A much more likely time for Sponsian—as the researchers’ new hypothesis suggests—is the 260s to early 270s, which was something of a lost decade in the history of Dacia. Archaeological evidence shows that, at this time, the external money supply from Rome was cut off.

“The last thing we know is that the two legions there won some sort of victory in 260 and were commended by the Emperor Gallienus in Rome, who reigned from 260-268, for their loyalty,” Pearson said. “However, historical sources tell us that the Province of Dacia was lost in his reign. But they also tell us that the military and population were evacuated in an orderly way by a subsequent emperor Aurelian, who reigned from 270-275.”

The researchers propose that Dacia became almost entirely cut off from Rome in the 260s, that a successionist regime filled in this historical gap, and that Sponsian was its ruler.

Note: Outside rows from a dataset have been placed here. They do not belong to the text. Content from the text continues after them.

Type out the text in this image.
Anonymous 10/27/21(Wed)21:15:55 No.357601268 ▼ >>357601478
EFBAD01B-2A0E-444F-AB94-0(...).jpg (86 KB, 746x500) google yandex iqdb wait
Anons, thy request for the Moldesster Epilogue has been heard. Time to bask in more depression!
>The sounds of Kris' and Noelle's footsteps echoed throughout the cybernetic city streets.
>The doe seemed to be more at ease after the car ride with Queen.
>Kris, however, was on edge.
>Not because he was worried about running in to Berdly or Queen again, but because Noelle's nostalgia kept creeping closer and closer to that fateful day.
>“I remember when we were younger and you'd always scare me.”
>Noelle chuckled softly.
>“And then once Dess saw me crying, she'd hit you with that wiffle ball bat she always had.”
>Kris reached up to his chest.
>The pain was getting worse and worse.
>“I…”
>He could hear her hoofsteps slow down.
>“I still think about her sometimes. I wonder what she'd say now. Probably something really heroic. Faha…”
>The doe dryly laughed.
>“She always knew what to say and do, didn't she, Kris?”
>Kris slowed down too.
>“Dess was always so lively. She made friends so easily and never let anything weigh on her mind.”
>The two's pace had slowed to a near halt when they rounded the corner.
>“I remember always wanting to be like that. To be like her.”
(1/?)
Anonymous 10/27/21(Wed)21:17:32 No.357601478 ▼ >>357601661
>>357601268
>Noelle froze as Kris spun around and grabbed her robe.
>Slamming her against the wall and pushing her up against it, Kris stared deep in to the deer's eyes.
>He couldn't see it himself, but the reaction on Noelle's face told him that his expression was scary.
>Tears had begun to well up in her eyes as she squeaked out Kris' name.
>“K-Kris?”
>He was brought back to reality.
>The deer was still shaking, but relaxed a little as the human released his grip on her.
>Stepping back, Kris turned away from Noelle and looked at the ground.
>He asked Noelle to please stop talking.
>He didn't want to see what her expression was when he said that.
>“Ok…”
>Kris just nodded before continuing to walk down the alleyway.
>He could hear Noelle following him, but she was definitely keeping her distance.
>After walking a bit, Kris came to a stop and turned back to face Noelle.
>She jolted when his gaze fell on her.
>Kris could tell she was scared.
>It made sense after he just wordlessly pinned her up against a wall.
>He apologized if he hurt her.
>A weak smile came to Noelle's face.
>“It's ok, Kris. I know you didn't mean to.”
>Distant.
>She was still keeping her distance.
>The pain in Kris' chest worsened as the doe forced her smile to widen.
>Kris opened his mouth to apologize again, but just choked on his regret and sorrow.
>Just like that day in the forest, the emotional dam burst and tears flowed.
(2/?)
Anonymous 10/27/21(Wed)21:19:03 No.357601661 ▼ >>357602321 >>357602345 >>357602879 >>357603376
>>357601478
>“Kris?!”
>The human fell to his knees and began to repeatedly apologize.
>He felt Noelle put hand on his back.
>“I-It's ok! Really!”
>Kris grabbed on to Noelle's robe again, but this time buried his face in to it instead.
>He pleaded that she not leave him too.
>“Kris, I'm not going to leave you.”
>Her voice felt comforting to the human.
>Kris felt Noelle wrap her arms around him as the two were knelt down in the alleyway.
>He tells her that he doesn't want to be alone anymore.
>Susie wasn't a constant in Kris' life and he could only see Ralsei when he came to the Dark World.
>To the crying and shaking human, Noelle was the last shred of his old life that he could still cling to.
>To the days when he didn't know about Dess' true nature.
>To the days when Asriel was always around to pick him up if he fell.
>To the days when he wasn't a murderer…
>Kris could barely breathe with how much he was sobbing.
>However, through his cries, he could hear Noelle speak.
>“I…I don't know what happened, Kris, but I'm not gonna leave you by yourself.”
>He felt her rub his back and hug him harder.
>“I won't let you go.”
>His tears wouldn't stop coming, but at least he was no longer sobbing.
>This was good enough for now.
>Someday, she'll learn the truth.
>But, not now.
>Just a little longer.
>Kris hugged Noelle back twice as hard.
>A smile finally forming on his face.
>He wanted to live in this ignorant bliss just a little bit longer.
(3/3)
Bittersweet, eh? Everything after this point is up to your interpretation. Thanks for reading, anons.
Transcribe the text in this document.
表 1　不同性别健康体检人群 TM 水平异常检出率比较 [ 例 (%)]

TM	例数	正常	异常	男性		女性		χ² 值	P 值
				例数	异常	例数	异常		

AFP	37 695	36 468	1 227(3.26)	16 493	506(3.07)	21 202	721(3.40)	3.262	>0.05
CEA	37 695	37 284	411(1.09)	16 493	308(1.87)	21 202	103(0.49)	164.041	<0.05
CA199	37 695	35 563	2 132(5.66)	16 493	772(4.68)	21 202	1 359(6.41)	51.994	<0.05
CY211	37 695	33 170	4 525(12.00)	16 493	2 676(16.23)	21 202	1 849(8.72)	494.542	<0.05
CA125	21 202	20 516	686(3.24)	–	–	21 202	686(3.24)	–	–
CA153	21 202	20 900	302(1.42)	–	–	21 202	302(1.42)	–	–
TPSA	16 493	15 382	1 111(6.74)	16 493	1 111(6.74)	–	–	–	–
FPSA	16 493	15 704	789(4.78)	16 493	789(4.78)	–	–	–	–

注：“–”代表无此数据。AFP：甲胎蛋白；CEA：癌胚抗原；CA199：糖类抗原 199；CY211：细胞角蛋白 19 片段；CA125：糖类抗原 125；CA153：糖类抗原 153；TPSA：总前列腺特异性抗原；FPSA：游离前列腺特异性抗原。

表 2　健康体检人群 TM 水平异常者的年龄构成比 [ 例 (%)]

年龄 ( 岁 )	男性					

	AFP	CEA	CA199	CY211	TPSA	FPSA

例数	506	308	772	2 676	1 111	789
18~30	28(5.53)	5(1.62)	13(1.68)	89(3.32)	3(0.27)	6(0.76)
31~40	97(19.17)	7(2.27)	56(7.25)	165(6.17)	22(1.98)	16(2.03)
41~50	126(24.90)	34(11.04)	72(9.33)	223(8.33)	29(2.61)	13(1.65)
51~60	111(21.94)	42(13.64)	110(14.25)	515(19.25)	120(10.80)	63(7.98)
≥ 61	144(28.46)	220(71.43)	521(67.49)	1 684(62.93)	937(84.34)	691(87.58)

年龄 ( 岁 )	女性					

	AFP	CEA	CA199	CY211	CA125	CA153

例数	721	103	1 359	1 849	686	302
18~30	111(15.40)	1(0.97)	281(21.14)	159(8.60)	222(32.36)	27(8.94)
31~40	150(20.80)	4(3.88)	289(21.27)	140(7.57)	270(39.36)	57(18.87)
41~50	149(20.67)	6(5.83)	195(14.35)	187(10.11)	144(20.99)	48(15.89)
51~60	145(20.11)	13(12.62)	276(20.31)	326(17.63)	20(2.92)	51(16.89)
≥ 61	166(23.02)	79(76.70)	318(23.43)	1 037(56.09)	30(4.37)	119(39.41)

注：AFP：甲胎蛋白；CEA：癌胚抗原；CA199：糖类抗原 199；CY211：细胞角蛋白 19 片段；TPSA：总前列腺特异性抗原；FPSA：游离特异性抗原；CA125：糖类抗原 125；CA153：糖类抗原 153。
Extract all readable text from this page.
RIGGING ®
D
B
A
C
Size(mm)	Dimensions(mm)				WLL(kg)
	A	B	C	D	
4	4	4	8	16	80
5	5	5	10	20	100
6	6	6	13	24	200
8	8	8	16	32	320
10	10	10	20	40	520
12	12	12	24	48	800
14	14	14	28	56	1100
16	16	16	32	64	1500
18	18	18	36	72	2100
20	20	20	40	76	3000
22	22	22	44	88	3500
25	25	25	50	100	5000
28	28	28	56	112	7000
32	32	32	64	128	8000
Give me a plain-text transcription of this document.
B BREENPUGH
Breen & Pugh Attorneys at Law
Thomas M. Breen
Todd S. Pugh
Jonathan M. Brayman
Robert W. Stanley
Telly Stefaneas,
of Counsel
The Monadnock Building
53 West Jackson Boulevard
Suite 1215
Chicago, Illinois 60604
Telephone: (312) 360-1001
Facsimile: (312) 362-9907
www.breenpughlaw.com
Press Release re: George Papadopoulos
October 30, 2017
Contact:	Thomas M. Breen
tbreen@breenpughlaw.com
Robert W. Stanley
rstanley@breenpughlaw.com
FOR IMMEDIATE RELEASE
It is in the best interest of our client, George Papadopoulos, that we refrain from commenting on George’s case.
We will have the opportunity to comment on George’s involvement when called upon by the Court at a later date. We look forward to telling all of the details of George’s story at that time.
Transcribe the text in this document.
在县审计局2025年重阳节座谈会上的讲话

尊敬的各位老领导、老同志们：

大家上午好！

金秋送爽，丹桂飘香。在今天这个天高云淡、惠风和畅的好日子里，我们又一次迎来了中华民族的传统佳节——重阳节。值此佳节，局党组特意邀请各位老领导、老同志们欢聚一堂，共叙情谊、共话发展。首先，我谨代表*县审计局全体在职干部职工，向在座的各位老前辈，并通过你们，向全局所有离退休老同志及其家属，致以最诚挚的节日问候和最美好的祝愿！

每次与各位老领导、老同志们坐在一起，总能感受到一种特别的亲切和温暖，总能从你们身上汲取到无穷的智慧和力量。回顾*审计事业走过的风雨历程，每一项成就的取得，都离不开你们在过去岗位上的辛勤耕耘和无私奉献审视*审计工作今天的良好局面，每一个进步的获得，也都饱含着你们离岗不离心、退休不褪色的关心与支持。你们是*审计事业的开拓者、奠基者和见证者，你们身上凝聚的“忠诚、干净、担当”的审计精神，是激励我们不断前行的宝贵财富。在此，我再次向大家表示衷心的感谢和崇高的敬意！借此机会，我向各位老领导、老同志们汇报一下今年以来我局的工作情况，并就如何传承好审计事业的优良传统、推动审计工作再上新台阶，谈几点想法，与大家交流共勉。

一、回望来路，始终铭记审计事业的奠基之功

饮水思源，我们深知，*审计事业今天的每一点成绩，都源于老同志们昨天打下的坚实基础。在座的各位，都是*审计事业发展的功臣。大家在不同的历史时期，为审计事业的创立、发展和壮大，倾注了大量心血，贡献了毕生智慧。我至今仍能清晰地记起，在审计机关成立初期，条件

“This helps explain how the coins could have become so worn, and also why they are so rare because they would have been recalled and melted down at the time the province was abandoned,” Pearson said.

There is no evidence that Sponsian challenged the authority of Rome or ever aspired to rule the whole empire.

“He may even have lived out his retirement in comfort, but of course this we cannot know for sure,” Pearson said.

“We hope our work on these rare gold coins inspires a new look at the end days of Roman power in Dacia and the possible place of the Emperor Sponsian in history,” he added.

Richard Brickstock, an independent researcher who specializes in Roman coinage and was not involved in the PLOS One study, said this subject is “clearly worthy” of academic discussion rather than summary dismissal of Sponsian, as has been the response of most coin experts to date.

“My first impression is that it is a well-conducted piece of work and that the conclusions are measured and reasonable—though also open to discussion,” Brickstock told Newsweek.